Hari spent time with a group of women prisoners serving drug sentences, who work daily in 110° heat on a chain gang. Heat exhaustion and heat stroke go unacknowledged and untreated. They then return to their living quarters, which Arpaio has referred to as his "concentration camp." These are the tents I'd heard about, unheated in winter and uncooled in summer, donated by the military (some from the Korean war). They get two meals of slop a day, "a brownish gloop of unspecified meat that Arpaio boasted to a reporter contained 'rotten' lumps, and costs at most 40 cents a meal" (page 107). As in a Dickensian debtors' prison, you can get better food from people on the outside if you have any people on the outside. During visiting hours, you can't touch anyone --  not even your kids -- and you're handcuffed to a table the whole time.
There is a properly built air-conditioned prison near Tent City, but Joe Arpaio has thrown these prisoners out of it and turned it into an animal shelter. Now dogs and cats relax in cool rooms while addicts ache in the heat and dust storms outside. The animals, he believes, deserve it (page 109).
It gets worse. In an Arizona state prison (not one of Arpaio's), Hari found out about a woman who was literally cooked alive. Imprisoned because she traded sex for meth, she was diagnosed as bipolar and appointed a guardian because she wasn't competent.  But the guards decided her suicide attempt was manipulation rather than a cry for help, so they put her in an outdoor cage in the desert on a 106° day. It was supposed to be used for no more than two hours at a time.

She asked for water, and they mocked her. When she finally collapsed, soiled in her own feces, she died with first-degree burns from the ground beneath her.
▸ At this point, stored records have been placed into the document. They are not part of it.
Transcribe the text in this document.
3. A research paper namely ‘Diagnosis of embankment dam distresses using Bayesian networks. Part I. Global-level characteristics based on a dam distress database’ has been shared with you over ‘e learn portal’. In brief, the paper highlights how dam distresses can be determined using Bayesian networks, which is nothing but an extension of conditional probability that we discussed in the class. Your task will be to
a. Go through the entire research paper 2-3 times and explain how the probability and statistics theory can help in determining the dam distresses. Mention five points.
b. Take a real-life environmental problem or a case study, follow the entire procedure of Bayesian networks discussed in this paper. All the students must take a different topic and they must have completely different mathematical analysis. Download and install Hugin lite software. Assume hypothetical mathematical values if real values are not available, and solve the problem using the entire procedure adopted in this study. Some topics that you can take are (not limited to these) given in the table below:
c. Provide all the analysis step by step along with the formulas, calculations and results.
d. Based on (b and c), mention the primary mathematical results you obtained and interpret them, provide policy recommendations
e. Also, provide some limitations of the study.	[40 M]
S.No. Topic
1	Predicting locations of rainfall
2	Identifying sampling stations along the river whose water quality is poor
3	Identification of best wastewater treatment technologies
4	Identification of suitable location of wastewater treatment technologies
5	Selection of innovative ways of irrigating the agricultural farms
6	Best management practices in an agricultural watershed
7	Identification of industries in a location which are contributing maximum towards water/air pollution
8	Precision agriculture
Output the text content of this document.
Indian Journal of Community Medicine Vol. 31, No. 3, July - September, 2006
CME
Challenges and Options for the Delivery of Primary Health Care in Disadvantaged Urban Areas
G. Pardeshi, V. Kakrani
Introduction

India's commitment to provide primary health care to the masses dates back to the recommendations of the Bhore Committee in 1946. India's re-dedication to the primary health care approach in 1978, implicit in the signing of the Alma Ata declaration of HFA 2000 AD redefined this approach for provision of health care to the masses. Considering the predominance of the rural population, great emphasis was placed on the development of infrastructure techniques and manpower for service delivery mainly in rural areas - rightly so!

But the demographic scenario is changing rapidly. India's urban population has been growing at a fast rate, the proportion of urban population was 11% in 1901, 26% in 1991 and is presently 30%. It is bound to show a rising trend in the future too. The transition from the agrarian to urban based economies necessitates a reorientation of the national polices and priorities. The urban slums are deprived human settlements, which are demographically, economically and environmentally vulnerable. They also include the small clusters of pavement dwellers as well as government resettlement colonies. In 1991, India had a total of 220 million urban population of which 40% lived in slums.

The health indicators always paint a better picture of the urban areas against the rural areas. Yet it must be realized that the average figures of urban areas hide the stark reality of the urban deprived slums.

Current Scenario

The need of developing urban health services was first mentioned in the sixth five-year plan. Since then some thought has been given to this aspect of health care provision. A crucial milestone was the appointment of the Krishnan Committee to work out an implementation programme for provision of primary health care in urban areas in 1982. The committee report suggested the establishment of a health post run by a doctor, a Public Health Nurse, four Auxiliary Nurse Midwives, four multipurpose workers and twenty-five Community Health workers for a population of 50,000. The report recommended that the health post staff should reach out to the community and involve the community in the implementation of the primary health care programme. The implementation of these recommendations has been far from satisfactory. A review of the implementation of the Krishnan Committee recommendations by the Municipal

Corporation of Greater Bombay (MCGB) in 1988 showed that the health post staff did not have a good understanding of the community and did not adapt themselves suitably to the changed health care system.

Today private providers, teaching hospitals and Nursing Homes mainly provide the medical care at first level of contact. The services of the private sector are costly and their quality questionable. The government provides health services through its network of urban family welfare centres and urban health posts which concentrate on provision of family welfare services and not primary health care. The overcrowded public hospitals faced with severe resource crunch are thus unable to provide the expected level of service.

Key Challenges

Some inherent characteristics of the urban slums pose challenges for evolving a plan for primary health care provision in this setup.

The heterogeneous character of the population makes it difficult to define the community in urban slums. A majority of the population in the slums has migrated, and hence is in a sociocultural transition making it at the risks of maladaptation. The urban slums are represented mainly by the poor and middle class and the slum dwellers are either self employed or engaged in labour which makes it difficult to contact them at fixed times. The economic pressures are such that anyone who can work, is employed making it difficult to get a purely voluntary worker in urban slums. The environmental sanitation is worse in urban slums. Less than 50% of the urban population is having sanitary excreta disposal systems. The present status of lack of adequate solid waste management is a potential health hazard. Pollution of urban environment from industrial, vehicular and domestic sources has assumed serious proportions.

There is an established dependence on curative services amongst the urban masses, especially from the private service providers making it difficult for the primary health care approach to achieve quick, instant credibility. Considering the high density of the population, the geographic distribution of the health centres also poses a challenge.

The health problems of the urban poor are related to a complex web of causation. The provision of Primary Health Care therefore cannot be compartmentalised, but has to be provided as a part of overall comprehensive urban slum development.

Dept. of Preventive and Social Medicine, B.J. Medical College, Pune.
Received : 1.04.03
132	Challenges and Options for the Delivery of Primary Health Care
After the guards called an ambulance, the paramedics were unable to get an accurate temperature because their thermometers only go to 108°.  Even her eyes had dried out.

Many of the guards who put her in the cage and left her there while she was dying are still working as guards today.

This is what happens in our country: in our names, in the name of the drug war. It's time to end it and base public policy on established facts about what works and doesn't work to make drug use even less important than alcohol use today.